Überraschend kam das gute Ergebnis nicht. Bereits im zweiten Halbjahr 2020 hatte sich in den USA und China, den beiden größten Märkten, das Geschäft nach dem Corona-Knick wieder gebessert. Nach dem Jahreswechsel ist rund um das chinesische Neujahrsfest sowie den Valentinstag die Nachfrage nach edlen Schmuckstücken weiter gestiegen, und der Trend hat sich – nicht nur in den USA und China, sondern in vielen anderen Ländern – über das Jahr fortgesetzt.

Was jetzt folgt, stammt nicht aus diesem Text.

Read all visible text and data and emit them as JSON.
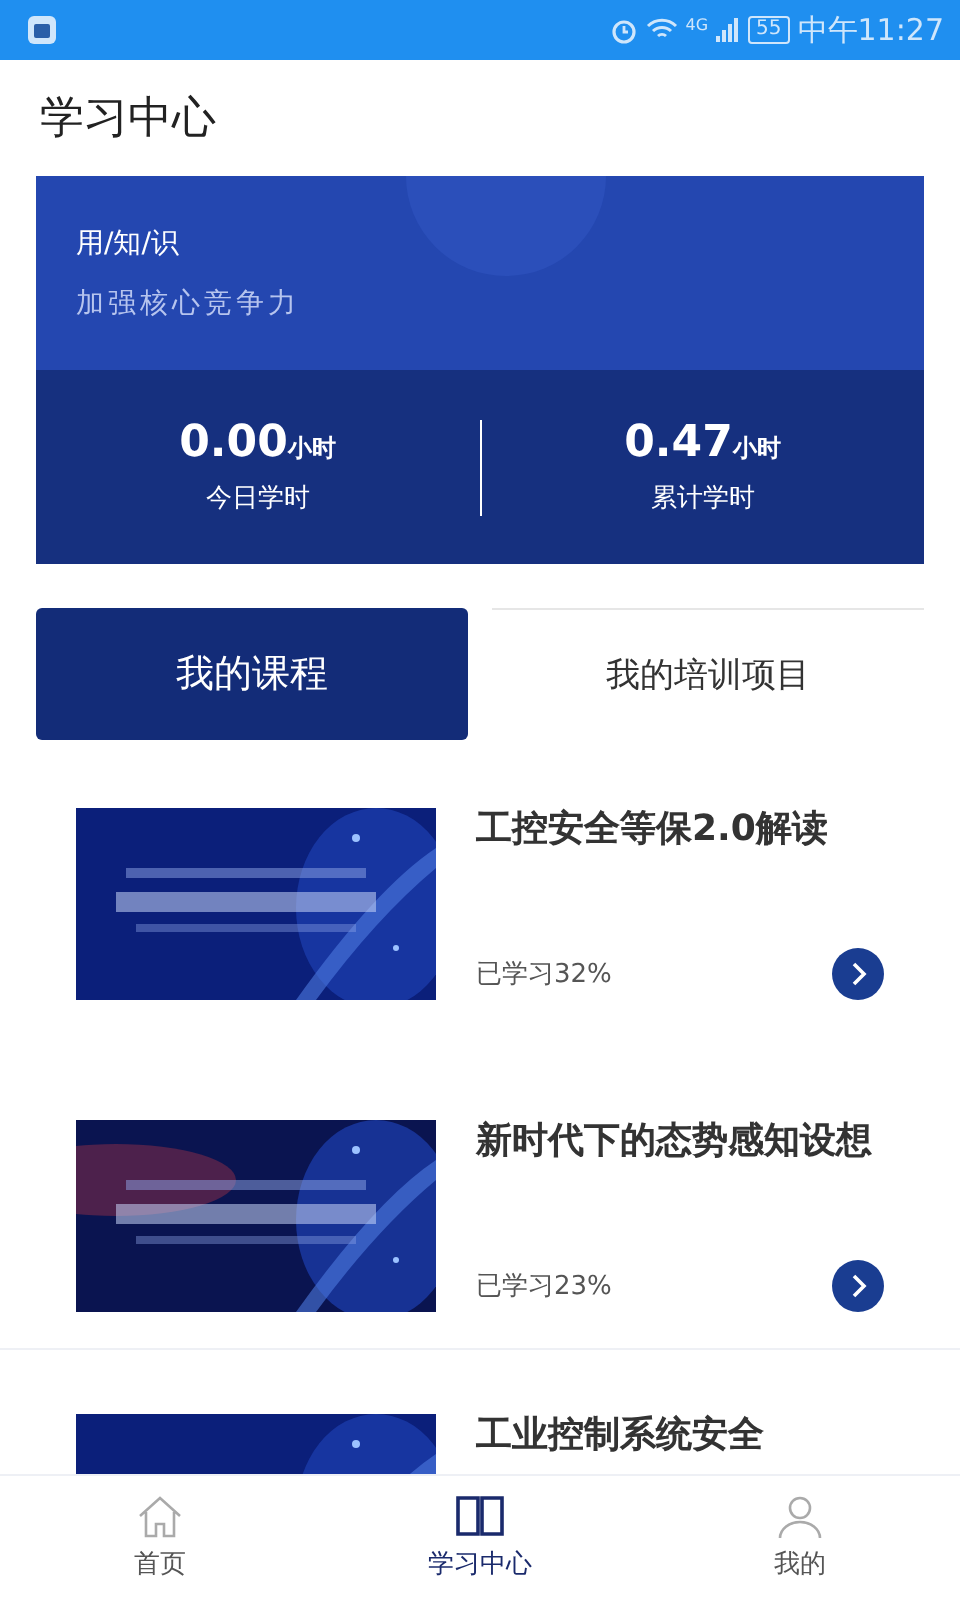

Kein Wunder – Geld für teure Schmuckstücke stand im Vorjahr ausreichend zur Verfügung, weil Konkurrenten wie kostspielige Urlaube oder Restaurantbesuche aufgrund der Corona-Regeln nur sehr eingeschränkt möglich waren. Dass in unsicheren Zeiten und angesichts magerer Zinsen die Menschen vermehrt dazu tendieren, ihr Geld in bleibende Werte – und Diamanten gelten ja als unvergänglich – zu investieren, spielt dabei aber sicher auch eine nicht unwesentliche Rolle.
Starkes Wachstum …
Am besten lief es für die Juweliere in den USA, sie verzeichneten ein Plus von 38% gegenüber 2020 und konnte das Vor Corona-Niveau um satte 23% übertreffen. Ihre Kollegen in China setzten um 19% mehr 2020 um (+6% vs. 2019), Deutliche Zuwächse verzeichnete der Schmuckhandel auch in Indien (+16%) und Europa (+18%), allerdings blieben die Umsätze damit noch um 13 bzw. fünf Prozent unter jenen vor der Krise.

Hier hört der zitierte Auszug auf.